Texas Senator Ted Cruz, who has earned the second most delegates so far, said the U.S. should first use "overwhelming air power," then arm Kurdish fighters "and let them kill ISIS." A decision on whether to use special forces or ground troops should follow, Cruz said. He added criticism of President Barack Obama, saying he would not send American troops overseas under rules of engagement that are so strict they cannot win.
Obama's administration has clashed with the governments of both Iraq and Afghanistan over the terms governing the operations of U.S. troops on their soil.
Ohio Governor John Kasich advocated a coalition approach to destroying Islamic State that includes bigger contributions from Gulf states.
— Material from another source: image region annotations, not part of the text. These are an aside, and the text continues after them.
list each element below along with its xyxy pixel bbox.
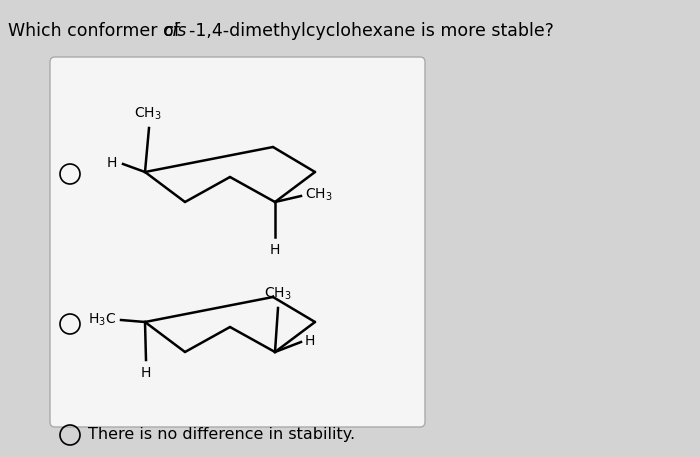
FancyBboxPatch shape — [50, 57, 425, 427]
Text: H: H — [141, 366, 151, 380]
Text: -1,4-dimethylcyclohexane is more stable?: -1,4-dimethylcyclohexane is more stable? — [189, 22, 554, 40]
Text: CH$_3$: CH$_3$ — [264, 286, 292, 302]
Text: H: H — [305, 334, 316, 348]
Text: H: H — [106, 156, 117, 170]
Text: CH$_3$: CH$_3$ — [305, 187, 332, 203]
Text: CH$_3$: CH$_3$ — [134, 106, 162, 122]
Text: H$_3$C: H$_3$C — [88, 312, 116, 328]
Text: Which conformer of: Which conformer of — [8, 22, 186, 40]
Text: There is no difference in stability.: There is no difference in stability. — [88, 427, 355, 442]
Text: H: H — [270, 243, 280, 257]
Text: cis: cis — [163, 22, 186, 40]
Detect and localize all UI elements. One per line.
He said the campaign should be both in the air and on the ground, and then troops should come home.
Kasich also criticized Cruz's proposal for police to patrol Muslim neighborhoods in order to root out terrorism.
"We can't afford polarization of people who are in the civilized world," Kasich said. "There are people all over the world that know this threat has to be stopped, it has to be destroyed, and we have to work together as a world because when people in Pakistan die, we all die a little bit when they blow up innocent men, women and children at an Easter service."
Trump said the United States is paying too much to support NATO, which he called "obsolete," and that other countries in the alliance are getting an unfair "free ride."
Kasich later agreed that other countries need to pitch in and do more, but said that calling NATO obsolete is "absurd." He advocated reforming the alliance to include intelligence gathering and policing across boundaries.
Early in the race, when the Republican field was much larger, all of the candidates pledged to support whichever of them eventually became the party's nominee in the November general election.
As the campaign has become more divisive and combative, those good feelings toward each other have eroded, and on Tuesday they stepped back from their absolute pledges.
Trump said he is no longer committed to the pledge and added that he has been "treated very unfairly" by the party.
Cruz did not directly answer whether he would stand by the nominee, but said Trump winning would be a "train wreck" and that his solution to the question is for himself to win the nomination.
Kasich said he will have to see how the campaign finishes before determining whether he will offer his support.
"If the nominee is somebody that I think is really hurting the country and dividing the country, I can't stand behind them," he said. "But we have a ways to go, let's see how this all folds out and then I'll let you know."